Sia io che Valerio eravamo stati selezionati a un concorso d’arte contemporanea e ci eravamo detti di andare per l’inaugurazione.
Le cose che ci sono piaciute di quella gita:
La nebbia fitta come la nebbia,
Lo studio di Violatipia,
La ravioleria Venezia,
La libreria Sulla luna,
La mattinata passata alla Fondazione Peggy Guggenheim,
Il libro “Disobbedite con generosità” di Cheap Festival, rivelatosi ancora di salvezza e bussola.
Una lettura che ha generato spunti di riflessione rispetto a dove ci vorremmo collocare in un ambito sempre più ovattato e consumato (del resto come ogni cosa) mantenendo comunque uno spirito nomade.
A cosa è servita questa gita:
Abbiamo capito che alcune dimensioni non fanno per noi.
Tornati da Venezia, due giorni dopo siamo andati al compleanno di zio Ivano.

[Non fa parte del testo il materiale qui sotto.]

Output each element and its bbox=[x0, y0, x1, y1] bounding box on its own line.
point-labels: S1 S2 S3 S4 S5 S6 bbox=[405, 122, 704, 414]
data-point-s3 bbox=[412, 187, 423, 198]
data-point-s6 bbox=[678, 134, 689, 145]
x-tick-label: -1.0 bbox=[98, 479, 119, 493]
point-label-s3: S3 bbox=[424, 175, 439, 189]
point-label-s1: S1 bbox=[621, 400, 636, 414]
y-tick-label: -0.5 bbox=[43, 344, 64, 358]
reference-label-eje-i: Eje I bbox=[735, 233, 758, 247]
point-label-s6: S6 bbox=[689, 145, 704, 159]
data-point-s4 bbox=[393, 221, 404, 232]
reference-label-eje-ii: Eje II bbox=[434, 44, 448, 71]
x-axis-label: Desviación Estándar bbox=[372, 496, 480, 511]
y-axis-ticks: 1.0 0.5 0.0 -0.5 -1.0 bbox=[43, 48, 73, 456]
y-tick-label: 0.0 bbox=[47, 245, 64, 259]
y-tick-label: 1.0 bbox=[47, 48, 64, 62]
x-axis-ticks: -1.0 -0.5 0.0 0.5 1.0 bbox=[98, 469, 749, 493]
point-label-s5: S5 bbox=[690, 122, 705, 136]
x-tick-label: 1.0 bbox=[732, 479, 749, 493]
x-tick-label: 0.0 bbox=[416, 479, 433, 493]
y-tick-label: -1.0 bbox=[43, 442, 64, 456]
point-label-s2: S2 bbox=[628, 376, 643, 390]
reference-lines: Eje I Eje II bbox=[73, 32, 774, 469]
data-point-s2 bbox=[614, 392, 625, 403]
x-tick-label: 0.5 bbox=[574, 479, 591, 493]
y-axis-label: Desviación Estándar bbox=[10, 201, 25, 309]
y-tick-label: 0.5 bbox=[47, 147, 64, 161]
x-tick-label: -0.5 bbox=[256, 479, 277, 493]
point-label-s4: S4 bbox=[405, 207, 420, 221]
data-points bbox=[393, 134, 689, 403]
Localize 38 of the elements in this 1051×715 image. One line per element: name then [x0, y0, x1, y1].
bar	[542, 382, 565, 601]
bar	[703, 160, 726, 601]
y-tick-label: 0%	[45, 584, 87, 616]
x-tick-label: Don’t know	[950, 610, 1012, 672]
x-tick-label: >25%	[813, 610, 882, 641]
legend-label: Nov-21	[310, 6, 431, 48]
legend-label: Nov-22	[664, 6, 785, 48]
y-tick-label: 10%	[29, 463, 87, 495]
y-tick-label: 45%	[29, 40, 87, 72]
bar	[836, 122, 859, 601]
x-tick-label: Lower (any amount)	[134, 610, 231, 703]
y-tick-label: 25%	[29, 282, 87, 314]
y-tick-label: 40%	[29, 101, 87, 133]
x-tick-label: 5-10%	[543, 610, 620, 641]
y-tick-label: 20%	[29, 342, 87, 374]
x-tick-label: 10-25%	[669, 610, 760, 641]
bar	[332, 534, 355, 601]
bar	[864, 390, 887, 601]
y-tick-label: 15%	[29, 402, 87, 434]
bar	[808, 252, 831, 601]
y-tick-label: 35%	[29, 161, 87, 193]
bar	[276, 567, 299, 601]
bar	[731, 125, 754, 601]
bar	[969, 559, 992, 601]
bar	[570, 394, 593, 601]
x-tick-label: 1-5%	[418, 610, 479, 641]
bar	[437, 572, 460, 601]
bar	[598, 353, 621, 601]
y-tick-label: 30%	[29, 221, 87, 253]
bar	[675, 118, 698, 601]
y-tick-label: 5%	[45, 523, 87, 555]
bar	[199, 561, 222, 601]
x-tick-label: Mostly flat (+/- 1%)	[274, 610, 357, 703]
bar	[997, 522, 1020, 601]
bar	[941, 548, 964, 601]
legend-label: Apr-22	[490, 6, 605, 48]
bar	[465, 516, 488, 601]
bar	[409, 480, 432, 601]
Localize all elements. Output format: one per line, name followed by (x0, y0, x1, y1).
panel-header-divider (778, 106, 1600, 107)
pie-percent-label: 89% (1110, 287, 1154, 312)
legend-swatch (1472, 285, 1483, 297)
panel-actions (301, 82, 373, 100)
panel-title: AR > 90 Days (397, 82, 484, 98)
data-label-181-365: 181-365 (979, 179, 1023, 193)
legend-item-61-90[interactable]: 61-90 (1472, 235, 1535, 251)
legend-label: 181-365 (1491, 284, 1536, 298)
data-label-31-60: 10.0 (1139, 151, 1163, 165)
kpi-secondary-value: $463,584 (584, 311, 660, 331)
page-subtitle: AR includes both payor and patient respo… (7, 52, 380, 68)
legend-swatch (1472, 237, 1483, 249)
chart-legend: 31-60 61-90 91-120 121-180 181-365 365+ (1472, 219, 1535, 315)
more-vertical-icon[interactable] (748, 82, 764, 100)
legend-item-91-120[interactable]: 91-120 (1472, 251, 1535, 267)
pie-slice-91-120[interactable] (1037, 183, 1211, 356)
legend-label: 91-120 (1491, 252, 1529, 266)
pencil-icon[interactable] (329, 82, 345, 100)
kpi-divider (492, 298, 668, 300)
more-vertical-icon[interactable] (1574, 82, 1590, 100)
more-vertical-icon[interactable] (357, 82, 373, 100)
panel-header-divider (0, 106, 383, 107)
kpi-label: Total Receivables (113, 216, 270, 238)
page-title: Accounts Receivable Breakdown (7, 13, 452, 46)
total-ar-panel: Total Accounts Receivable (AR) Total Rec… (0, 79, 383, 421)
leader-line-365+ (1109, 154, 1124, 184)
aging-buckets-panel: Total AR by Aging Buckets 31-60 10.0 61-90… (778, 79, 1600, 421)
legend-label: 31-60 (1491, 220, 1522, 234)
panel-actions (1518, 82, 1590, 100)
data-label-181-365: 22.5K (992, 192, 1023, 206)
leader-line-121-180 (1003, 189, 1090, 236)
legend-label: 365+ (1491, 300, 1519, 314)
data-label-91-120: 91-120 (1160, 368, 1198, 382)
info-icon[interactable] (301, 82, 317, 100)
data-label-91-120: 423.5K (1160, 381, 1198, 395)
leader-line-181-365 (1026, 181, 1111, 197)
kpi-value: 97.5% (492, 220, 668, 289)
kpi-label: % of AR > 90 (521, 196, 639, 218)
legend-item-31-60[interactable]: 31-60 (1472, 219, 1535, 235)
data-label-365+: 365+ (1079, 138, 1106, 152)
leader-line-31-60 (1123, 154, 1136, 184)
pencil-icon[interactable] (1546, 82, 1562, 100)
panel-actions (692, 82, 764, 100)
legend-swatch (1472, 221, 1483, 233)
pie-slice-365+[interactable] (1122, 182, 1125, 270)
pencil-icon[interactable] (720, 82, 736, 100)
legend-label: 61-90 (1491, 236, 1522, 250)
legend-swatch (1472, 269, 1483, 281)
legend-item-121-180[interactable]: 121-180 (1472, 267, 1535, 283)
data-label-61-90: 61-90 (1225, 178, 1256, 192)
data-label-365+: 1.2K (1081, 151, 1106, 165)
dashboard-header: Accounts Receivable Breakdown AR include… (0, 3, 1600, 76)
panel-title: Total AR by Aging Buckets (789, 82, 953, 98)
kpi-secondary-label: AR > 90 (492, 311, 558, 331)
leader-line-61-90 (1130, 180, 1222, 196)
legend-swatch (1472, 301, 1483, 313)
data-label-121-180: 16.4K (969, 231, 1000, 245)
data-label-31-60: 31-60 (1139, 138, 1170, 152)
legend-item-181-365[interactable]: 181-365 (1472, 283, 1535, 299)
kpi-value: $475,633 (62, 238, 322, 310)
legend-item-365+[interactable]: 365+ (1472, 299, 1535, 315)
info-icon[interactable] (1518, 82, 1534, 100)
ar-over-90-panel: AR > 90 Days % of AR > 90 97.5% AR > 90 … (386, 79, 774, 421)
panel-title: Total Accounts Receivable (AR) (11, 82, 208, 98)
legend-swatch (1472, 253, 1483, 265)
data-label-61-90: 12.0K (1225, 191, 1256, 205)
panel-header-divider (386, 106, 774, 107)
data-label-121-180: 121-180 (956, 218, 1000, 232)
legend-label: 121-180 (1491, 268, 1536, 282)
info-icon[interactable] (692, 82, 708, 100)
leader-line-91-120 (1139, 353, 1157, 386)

L’appuntamento era in locale a ridosso del centro, era un martedì, accusavamo entrambi il fine settimana passato e in più Pina Piera una delle due gatte di casa, al ritorno l’avevo trovata peggiorata.
Aveva avuto un primo ictus un anno prima e mi sarei dovuta preparare a continue recidive che da rare sarebbero diventate sempre più frequenti, fino alla sua dipartita.
Il compleanno però è stato un momento piacevole, un tempo capace di sospendere i pensieri.
Mangiata la torta e salutato tutti sono andata a casa sognando una tisana.
Seduta sul divano, tra una gatta agitata e l’altra moribonda, aspettando che il bollitore facesse il suo lavoro, ho controllato il telefono.
Vado su Facebook e noto che nella casella dei messaggi ce n’era uno non letto.
Clicco per aprire, vedo il nome del mittente e stupita leggo il messaggio.
Lo rileggo una seconda volta.
Chiamo Valerio nonostante fosse tardi.
Gli racconto cosa c’era scritto riportando qui solo i saluti:
“...Grazie Giulia, ti scrivo prestissimo”.
Nel tardo pomeriggio avevo comprato un'uniforme da judoka, senza cinta.